Comme des données humaines adéquates sont rarement disponibles, l'évaluation du risque d'immunosuppression induite par des produits chimiques chez l'homme est dans la majorité des cas basée sur des études animales. L'identification des xénobiotiques immunotoxiques potentiels est entreprise principalement dans des études contrôlées chez les rongeurs. Les études d'exposition in vivo présentent, à cet égard, l'approche optimale pour estimer le potentiel immunotoxique d'un composé. Cela est dû à la nature multifactorielle et complexe du système immunitaire et des réponses immunitaires. Les études in vitro sont de plus en plus utiles pour élucider les mécanismes de l'immunotoxicité. De plus, en étudiant les effets du composé à l'aide de cellules d'origine animale et humaine, des données peuvent être générées pour la comparaison des espèces, qui peuvent être utilisées dans l'approche «parallélogramme» pour améliorer le processus d'évaluation des risques. Si des données sont disponibles pour les trois pierres angulaires du parallélogramme (animal in vivo, et animal in vitro et humain), il peut être plus facile de prédire le résultat à la pierre angulaire restante, c'est-à-dire le risque chez l'homme.

Lorsque l'évaluation du risque d'immunosuppression induite par des produits chimiques doit reposer uniquement sur des données provenant d'études animales, une approche peut être suivie dans l'extrapolation à l'homme en appliquant des facteurs d'incertitude à la dose sans effet nocif observé (NOAEL). Ce niveau peut être basé sur des paramètres déterminés dans des modèles pertinents, tels que des tests de résistance de l'hôte et une évaluation in vivo des réactions d'hypersensibilité et de la production d'anticorps. Idéalement, la pertinence de cette approche pour l'évaluation des risques nécessite une confirmation par des études chez l'homme. Ces études devraient combiner l'identification et la mesure de la substance toxique, les données épidémiologiques et les évaluations de l'état immunitaire.
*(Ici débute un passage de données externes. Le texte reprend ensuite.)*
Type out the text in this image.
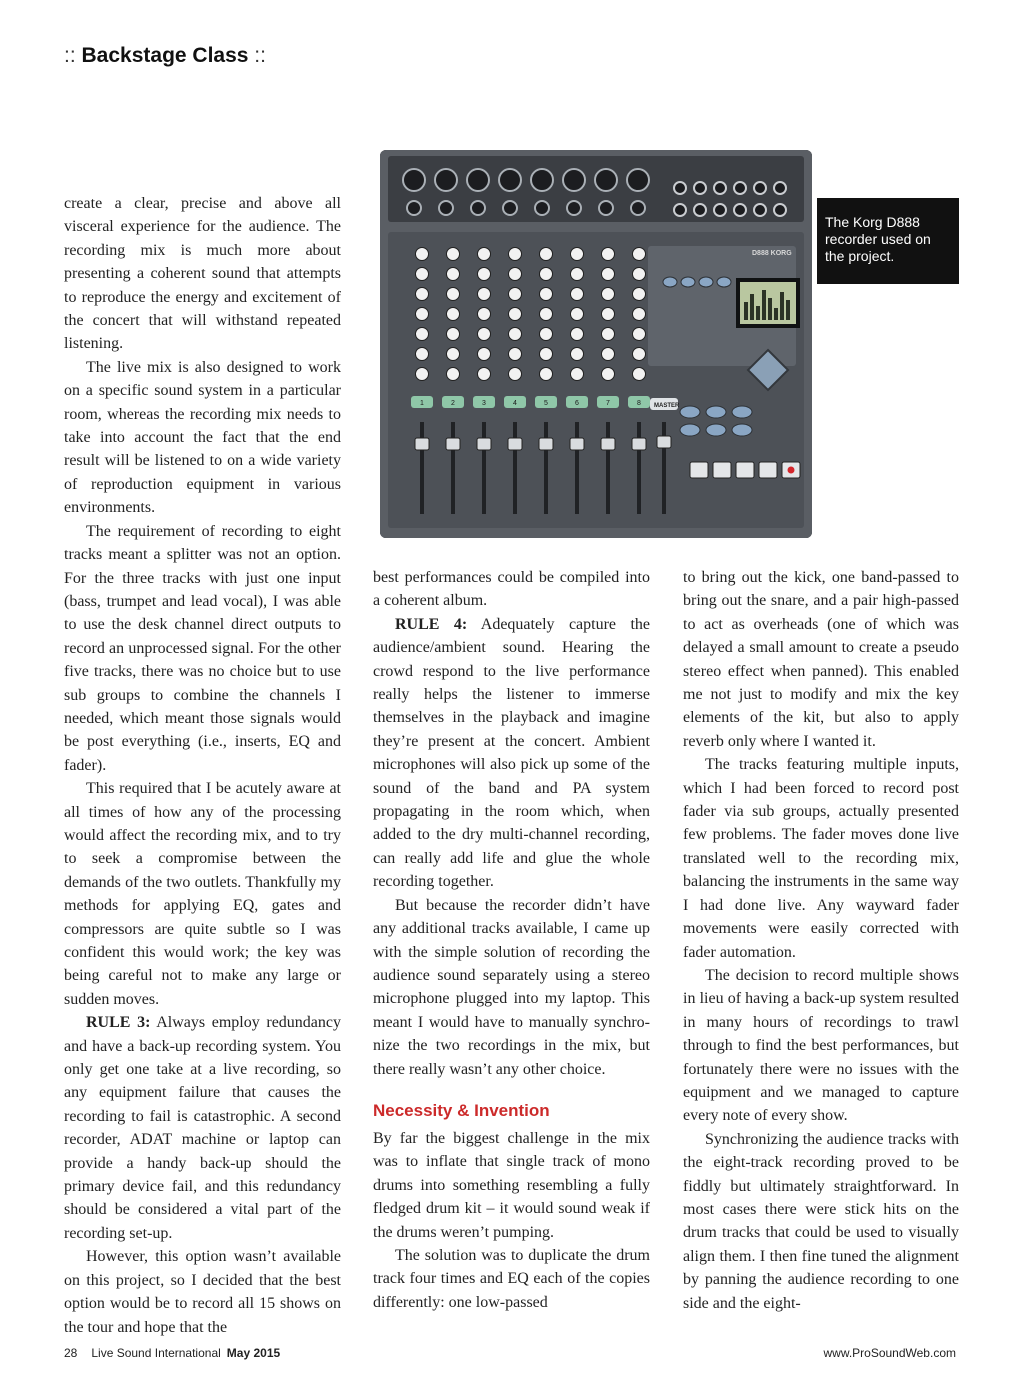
:: Backstage Class ::
1	2	3	4	5	6	7	8
D888 KORG
MASTER
The Korg D888 recorder used on the project.

create a clear, precise and above all visceral experience for the audience. The recording mix is much more about presenting a coherent sound that attempts to reproduce the energy and excitement of the concert that will withstand repeated listening.

The live mix is also designed to work on a specific sound system in a particular room, whereas the recording mix needs to take into account the fact that the end result will be listened to on a wide variety of reproduction equipment in various environments.

The requirement of recording to eight tracks meant a splitter was not an option. For the three tracks with just one input (bass, trumpet and lead vocal), I was able to use the desk channel direct outputs to record an unprocessed signal. For the other five tracks, there was no choice but to use sub groups to combine the channels I needed, which meant those signals would be post everything (i.e., inserts, EQ and fader).

This required that I be acutely aware at all times of how any of the processing would affect the recording mix, and to try to seek a compromise between the demands of the two outlets. Thankfully my methods for applying EQ, gates and compressors are quite subtle so I was confident this would work; the key was being careful not to make any large or sudden moves.

RULE 3: Always employ redundancy and have a back-up recording system. You only get one take at a live recording, so any equipment failure that causes the recording to fail is catastrophic. A second recorder, ADAT machine or laptop can provide a handy back-up should the primary device fail, and this redundancy should be considered a vital part of the recording set-up.

However, this option wasn’t available on this project, so I decided that the best option would be to record all 15 shows on the tour and hope that the

best performances could be compiled into a coherent album.

RULE 4: Adequately capture the audience/ambient sound. Hearing the crowd respond to the live performance really helps the listener to immerse themselves in the playback and imagine they’re present at the concert. Ambient microphones will also pick up some of the sound of the band and PA system propagating in the room which, when added to the dry multi-channel recording, can really add life and glue the whole recording together.

But because the recorder didn’t have any additional tracks available, I came up with the simple solution of recording the audience sound separately using a stereo microphone plugged into my laptop. This meant I would have to manually synchronize the two recordings in the mix, but there really wasn’t any other choice.

Necessity & Invention

By far the biggest challenge in the mix was to inflate that single track of mono drums into something resembling a fully fledged drum kit – it would sound weak if the drums weren’t pumping.

The solution was to duplicate the drum track four times and EQ each of the copies differently: one low-passed

to bring out the kick, one band-passed to bring out the snare, and a pair high-passed to act as overheads (one of which was delayed a small amount to create a pseudo stereo effect when panned). This enabled me not just to modify and mix the key elements of the kit, but also to apply reverb only where I wanted it.

The tracks featuring multiple inputs, which I had been forced to record post fader via sub groups, actually presented few problems. The fader moves done live translated well to the recording mix, balancing the instruments in the same way I had done live. Any wayward fader movements were easily corrected with fader automation.

The decision to record multiple shows in lieu of having a back-up system resulted in many hours of recordings to trawl through to find the best performances, but fortunately there were no issues with the equipment and we managed to capture every note of every show.

Synchronizing the audience tracks with the eight-track recording proved to be fiddly but ultimately straightforward. In most cases there were stick hits on the drum tracks that could be used to visually align them. I then fine tuned the alignment by panning the audience recording to one side and the eight-

28 Live Sound International May 2015	www.ProSoundWeb.com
Pour prédire l'hypersensibilité de contact, des modèles de cobayes sont disponibles et sont utilisés dans l'évaluation des risques depuis les années 1970. Bien que sensibles et reproductibles, ces tests ont des limites car ils dépendent d'une évaluation subjective ; cela peut être surmonté par des méthodes plus récentes et plus quantitatives développées chez la souris. Concernant l'hypersensibilité chimique induite par l'inhalation ou l'ingestion d'allergènes, des tests doivent être développés et évalués quant à leur valeur prédictive chez l'homme. Lorsqu'il s'agit de fixer des niveaux d'exposition professionnelle sûrs aux allergènes potentiels, il faut tenir compte de la nature biphasique de l'allergie : la phase de sensibilisation et la phase de déclenchement. La concentration requise pour déclencher une réaction allergique chez un individu précédemment sensibilisé est considérablement inférieure à la concentration nécessaire pour induire une sensibilisation chez l'individu immunologiquement naïf mais sensible.

Comme les modèles animaux pour prédire l'auto-immunité induite par des produits chimiques font pratiquement défaut, l'accent devrait être mis sur le développement de tels modèles. Pour le développement de tels modèles, nos connaissances sur l'auto-immunité induite par des produits chimiques chez l'homme doivent être avancées, y compris l'étude des marqueurs génétiques et du système immunitaire pour identifier les individus sensibles. Les humains qui sont exposés à des médicaments qui induisent l'auto-immunité offrent une telle opportunité.